W tym roku koszenie wywłócznika kłosowego już się rozpoczęło, ale ze względu na wysoki poziom wody zostało ono przerwane. Niektórzy uważają, że to niewiele pomoże.

– Z tego wynika, ze to niezbyt dobrze funkcjonuje, bo jeżeliby raz wycieli i tego by nie było, to byłby spokój. Ale to trzeba prawdopodobnie w każdym sezonie to robić – mówi Krzysztof, mieszkaniec Nakła.

Powiązane artykuły

To kosztowna inwestycja dla małej gminy, która ten teren dzierżawi od Skarbu Państwa. Jednak, żeby zalew nadal mógł być atrakcją, trzeba to robić.

– To jest tak, jak w ogródku. Trawa cały czas rośnie i trzeba ją regularnie kosić, żeby trawnik był dobry, zadbany i żeby było miło. Po to to koszenie jest, tych 40 hektarów – bo tyle mamy założone, że firma, którą wyłoniliśmy za kwotę niespełna 160 tys. zł brutto, wykona to koszenie – żeby zalew Nakło Chechło mógł być użytkowany – Marek Cyl, wójt gminy Świerklaniec.

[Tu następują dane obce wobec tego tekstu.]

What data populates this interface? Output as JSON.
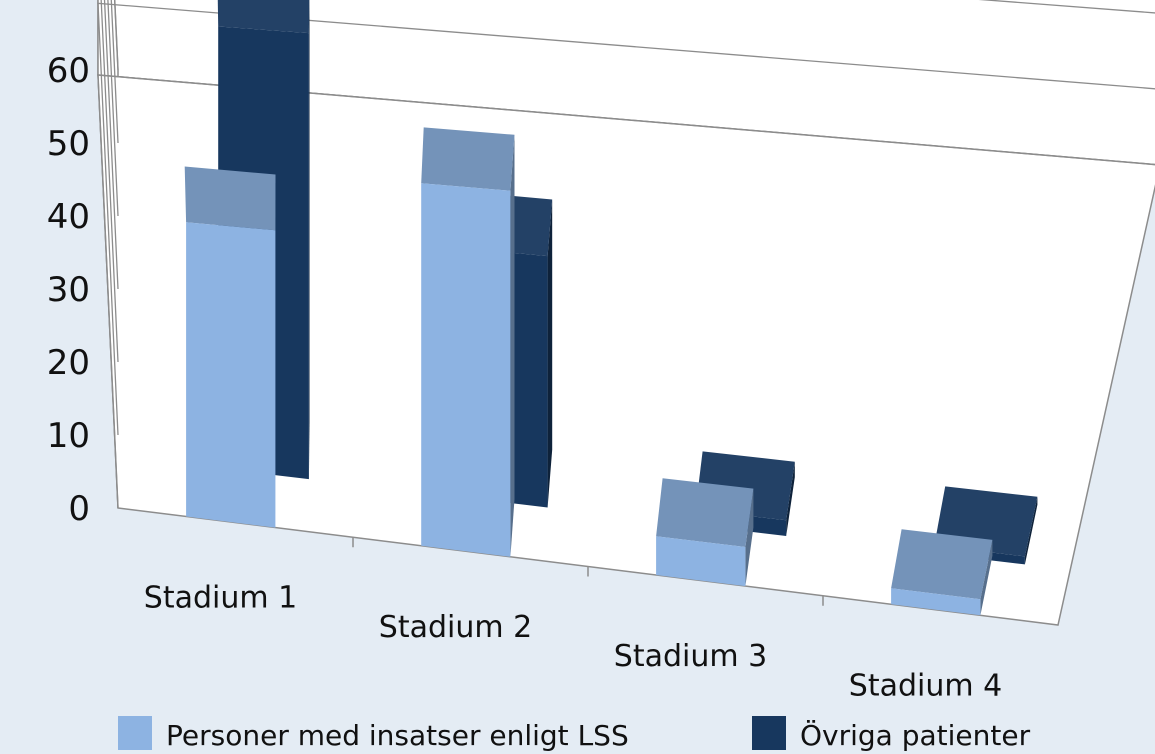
{
  "chart_data": {
    "type": "bar",
    "categories": [
      "Stadium 1",
      "Stadium 2",
      "Stadium 3",
      "Stadium 4"
    ],
    "series": [
      {
        "name": "Personer med insatser enligt LSS",
        "values": [
          40,
          48,
          5,
          2
        ],
        "color": "#8db3e2"
      },
      {
        "name": "Övriga patienter",
        "values": [
          60,
          33,
          2,
          1
        ],
        "color": "#17375e"
      }
    ],
    "yticks": [
      "0",
      "10",
      "20",
      "30",
      "40",
      "50",
      "60"
    ],
    "ylim": [
      0,
      60
    ],
    "grid": true,
    "legend": "bottom",
    "view": "3d-perspective"
  }
}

Tej rośliny z całego zbiornika nie uda się pozbyć, ale można ograniczyć jej występowanie. Tak, żeby było również bezpiecznie dla pływających i korzystających z wodnych atrakcji. Okazuje, że obecność wywłócznika to tzw. mniejsze zło. Dzięki niemu nadal można się tu kąpać.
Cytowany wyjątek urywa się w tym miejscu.